Nathaniel Roy's avatar

Excited to read this soon—I loved Stoner!

Caroline Osella   (they/them)'s avatar

I was lucky to study at LSE in the 1980s, where we still had personal tutors, fortnightly essays with sessions one on one for feedback, invitations to the bar, to coffee, even to some tutors' homes. By the time I became an academic, an undergrad anthroplogy cohort had swelled from 25 to 100, making personalized tuition and relationships impossible. We delivered lectures, but seminar groups were run by teaching assistants, (PhD students). I did my best, still, especially with the ones that the system was not set up for; and am warmed when, every so often, an ex student is in touch with life news. The novel I'm writing records some of the tough situations faced by staff and students in the current underfunded and over-homogenised set-up. Stoner is a beautiful and nostalgic novel and utterly unrecognisable as an environment.
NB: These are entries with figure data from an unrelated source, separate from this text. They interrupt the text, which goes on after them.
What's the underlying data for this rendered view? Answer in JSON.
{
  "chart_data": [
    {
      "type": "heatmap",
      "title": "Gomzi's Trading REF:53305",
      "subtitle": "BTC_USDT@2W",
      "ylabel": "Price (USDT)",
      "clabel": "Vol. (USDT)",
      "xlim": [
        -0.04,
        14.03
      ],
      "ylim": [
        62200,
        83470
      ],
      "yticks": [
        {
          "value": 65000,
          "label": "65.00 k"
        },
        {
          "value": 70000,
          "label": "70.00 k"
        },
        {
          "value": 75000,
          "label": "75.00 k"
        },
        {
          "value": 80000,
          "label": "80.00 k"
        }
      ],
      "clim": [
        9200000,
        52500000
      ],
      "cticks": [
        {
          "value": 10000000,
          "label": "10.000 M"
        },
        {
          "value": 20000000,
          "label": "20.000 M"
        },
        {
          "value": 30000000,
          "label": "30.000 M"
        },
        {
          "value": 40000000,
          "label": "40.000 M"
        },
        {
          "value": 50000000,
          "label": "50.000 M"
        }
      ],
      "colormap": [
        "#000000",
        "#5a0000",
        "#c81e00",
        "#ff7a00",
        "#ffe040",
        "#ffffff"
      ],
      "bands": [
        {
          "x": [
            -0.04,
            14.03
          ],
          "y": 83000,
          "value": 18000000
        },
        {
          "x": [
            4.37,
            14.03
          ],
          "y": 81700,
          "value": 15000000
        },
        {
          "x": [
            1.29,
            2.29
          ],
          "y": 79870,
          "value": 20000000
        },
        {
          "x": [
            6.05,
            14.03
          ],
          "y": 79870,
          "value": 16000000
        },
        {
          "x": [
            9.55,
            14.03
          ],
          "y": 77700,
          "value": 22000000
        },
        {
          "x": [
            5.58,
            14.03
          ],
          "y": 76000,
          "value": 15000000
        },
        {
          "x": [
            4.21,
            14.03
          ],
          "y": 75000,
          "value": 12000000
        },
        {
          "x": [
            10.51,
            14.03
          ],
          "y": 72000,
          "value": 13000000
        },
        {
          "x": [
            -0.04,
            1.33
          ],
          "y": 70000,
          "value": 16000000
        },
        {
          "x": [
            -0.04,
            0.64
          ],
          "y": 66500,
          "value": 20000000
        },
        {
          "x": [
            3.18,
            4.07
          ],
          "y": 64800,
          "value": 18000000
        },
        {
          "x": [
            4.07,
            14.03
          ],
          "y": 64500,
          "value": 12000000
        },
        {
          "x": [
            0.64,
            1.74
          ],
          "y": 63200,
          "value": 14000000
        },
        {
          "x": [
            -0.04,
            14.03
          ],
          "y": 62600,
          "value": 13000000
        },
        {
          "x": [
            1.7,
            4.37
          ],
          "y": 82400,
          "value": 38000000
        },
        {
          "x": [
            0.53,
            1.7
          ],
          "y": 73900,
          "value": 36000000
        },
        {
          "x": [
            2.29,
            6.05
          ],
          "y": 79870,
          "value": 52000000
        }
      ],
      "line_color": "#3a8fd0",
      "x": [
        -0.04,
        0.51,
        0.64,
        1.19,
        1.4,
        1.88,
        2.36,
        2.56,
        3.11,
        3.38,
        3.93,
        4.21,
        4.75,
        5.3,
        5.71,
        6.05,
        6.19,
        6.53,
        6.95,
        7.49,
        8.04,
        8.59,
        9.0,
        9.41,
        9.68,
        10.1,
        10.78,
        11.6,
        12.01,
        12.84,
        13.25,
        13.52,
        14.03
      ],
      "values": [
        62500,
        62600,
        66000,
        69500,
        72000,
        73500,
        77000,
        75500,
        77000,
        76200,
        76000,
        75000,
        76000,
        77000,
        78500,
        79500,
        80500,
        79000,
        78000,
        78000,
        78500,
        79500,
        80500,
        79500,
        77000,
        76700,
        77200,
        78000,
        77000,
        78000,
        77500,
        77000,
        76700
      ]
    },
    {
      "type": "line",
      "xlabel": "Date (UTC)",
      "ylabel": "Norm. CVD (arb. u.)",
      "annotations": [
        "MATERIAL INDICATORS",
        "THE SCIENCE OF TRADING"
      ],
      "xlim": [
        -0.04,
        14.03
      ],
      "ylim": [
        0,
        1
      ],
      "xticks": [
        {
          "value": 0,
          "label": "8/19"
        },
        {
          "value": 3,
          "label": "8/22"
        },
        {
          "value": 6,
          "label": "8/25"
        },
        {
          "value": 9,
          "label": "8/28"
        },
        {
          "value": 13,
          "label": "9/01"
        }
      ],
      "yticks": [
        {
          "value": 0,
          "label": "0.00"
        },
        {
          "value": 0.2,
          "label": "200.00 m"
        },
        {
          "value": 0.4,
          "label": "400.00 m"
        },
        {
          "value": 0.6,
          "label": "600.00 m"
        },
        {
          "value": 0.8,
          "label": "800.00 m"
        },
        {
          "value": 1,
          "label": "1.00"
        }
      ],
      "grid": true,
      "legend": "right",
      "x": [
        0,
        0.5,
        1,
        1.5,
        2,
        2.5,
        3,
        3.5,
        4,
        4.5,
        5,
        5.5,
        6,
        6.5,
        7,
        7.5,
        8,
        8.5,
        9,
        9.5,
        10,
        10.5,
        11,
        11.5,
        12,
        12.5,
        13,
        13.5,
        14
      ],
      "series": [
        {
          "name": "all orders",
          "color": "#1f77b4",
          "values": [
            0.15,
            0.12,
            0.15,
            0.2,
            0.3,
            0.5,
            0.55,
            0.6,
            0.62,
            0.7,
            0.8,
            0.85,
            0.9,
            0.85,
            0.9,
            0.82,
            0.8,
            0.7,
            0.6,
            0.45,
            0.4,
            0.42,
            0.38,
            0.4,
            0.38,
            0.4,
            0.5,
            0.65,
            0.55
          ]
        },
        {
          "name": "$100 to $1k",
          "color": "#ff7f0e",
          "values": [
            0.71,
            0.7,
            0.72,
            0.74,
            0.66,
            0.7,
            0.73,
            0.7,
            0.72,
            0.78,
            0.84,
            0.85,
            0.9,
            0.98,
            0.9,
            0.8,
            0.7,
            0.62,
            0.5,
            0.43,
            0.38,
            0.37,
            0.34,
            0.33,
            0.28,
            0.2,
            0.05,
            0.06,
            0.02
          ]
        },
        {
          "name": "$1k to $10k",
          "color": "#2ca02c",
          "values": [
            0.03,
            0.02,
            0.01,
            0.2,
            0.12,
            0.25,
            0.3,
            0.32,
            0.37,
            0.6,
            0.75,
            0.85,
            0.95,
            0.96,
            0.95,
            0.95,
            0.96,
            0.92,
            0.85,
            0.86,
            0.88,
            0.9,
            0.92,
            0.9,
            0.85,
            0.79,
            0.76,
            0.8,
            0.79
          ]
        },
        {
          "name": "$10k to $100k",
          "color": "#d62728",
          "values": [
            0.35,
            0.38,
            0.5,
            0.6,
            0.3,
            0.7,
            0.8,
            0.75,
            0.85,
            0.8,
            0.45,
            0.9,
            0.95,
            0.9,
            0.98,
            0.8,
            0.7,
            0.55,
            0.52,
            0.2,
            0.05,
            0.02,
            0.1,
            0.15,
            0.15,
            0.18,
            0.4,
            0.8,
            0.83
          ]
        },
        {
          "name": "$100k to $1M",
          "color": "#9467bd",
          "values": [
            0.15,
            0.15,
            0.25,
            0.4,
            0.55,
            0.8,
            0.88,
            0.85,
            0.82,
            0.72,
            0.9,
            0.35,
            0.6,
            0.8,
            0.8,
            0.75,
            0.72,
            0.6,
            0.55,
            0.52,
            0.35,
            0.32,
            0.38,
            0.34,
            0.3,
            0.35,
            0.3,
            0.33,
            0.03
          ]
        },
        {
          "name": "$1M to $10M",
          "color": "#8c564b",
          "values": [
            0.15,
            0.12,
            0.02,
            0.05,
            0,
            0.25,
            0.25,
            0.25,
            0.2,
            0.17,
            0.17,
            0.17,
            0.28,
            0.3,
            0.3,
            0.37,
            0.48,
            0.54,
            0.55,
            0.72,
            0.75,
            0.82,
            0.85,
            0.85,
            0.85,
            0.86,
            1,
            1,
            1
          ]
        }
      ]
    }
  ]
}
Yes, everyone has lost out.

Ellen Yang's avatar

Wow, that sounds like a special undergrad experience! I wish we still had programs like that in the US. Better yet, I wish it was something universities saw as vital and invested in. I think that would draw students back into academia more than anything else. Let me know how your novel goes!

Sam Kahn's avatar

Great piece Ellen! Stoner might be the single best novel ever written. Lovely that you’ve found it!

Ellen Yang's avatar

It captures the form of the novel so well. I agree with that take.

Naomi Kanakia's avatar

Wow aren't you a Stanford student? You worked 20-30 hours? That seems so rare for a Stanford undergrad

Steven Tagle's avatar

Thank you so much for reading and sharing your thoughts about my Dear Stanford letter, Ellen. I miss those days, too. Very excited to dive into Stoner after your thoughtful analysis!